Вот они миновали и сердце слободы. В этих местах разраставшийся во все стороны город захватывал новые пространства — пока, правда, только свалками, большими садами, пустырями, среди которых неожиданно возникали и так же неожиданно кончались кварталы мазанок. Иногда попадались тут кирпичные тротуары, улицы были широки, углы правильны — видно, что здесь прошелся планировщик. Но порой отрывавшиеся от какой-нибудь кучи тонкие, ядовитые струи испарений примешивались к дыханию садов и степи, отчего воздух начинал казаться как бы слегка жаренным на кизяке в печах рачительных хозяек.

— Вон от той аптеки нам придется свернуть влево, — сказала Настя.

Аптека занимала угольную хату.

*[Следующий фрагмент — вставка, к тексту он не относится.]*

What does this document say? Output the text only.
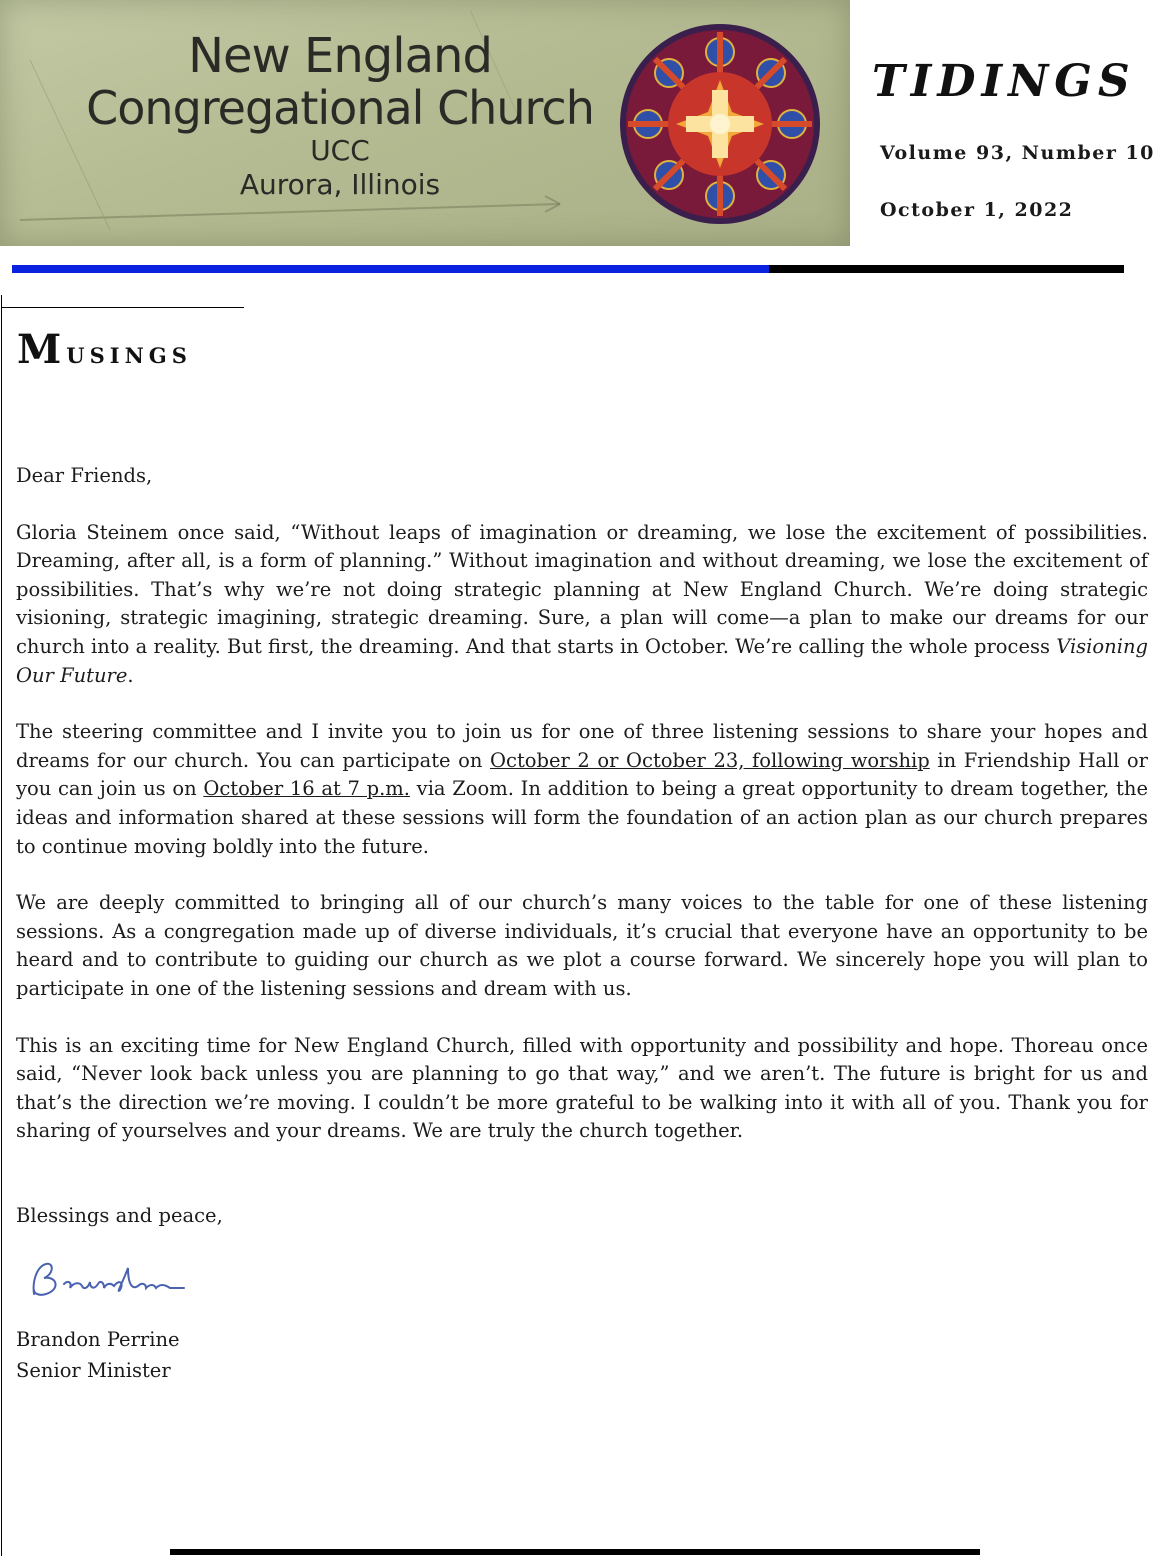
New England
Congregational Church
UCC
Aurora, Illinois
TIDINGS
Volume 93, Number 10
October 1, 2022
Musings

Dear Friends,

Gloria Steinem once said, “Without leaps of imagination or dreaming, we lose the excitement of possibilities. Dreaming, after all, is a form of planning.” Without imagination and without dreaming, we lose the excitement of possibilities. That’s why we’re not doing strategic planning at New England Church. We’re doing strategic visioning, strategic imagining, strategic dreaming. Sure, a plan will come—a plan to make our dreams for our church into a reality. But first, the dreaming. And that starts in October. We’re calling the whole process Visioning Our Future.

The steering committee and I invite you to join us for one of three listening sessions to share your hopes and dreams for our church. You can participate on October 2 or October 23, following worship in Friendship Hall or you can join us on October 16 at 7 p.m. via Zoom. In addition to being a great opportunity to dream together, the ideas and information shared at these sessions will form the foundation of an action plan as our church prepares to continue moving boldly into the future.

We are deeply committed to bringing all of our church’s many voices to the table for one of these listening sessions. As a congregation made up of diverse individuals, it’s crucial that everyone have an opportunity to be heard and to contribute to guiding our church as we plot a course forward. We sincerely hope you will plan to participate in one of the listening sessions and dream with us.

This is an exciting time for New England Church, filled with opportunity and possibility and hope. Thoreau once said, “Never look back unless you are planning to go that way,” and we aren’t. The future is bright for us and that’s the direction we’re moving. I couldn’t be more grateful to be walking into it with all of you. Thank you for sharing of yourselves and your dreams. We are truly the church together.

Blessings and peace,

Brandon Perrine
Senior Minister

Миновав ее, они вступили в более оживленный квартал.

— Эй, Настя! — крикнул кто-то сзади.

Обе вздрогнули.

— А, чтоб тебя! Ященко это, — бросила, не оглядываясь, Настя, намереваясь пройти дальше. Но крик послышался снова.

У калитки, которую они только что миновали, стоял калькулятор утильцеха. Он стоял в какой-то изысканной позе, облокотившись на косяк и подперев голову, будто ждал здесь уже целый час. На нем были надеты аккуратный серый пиджачок и короткие белые брючки.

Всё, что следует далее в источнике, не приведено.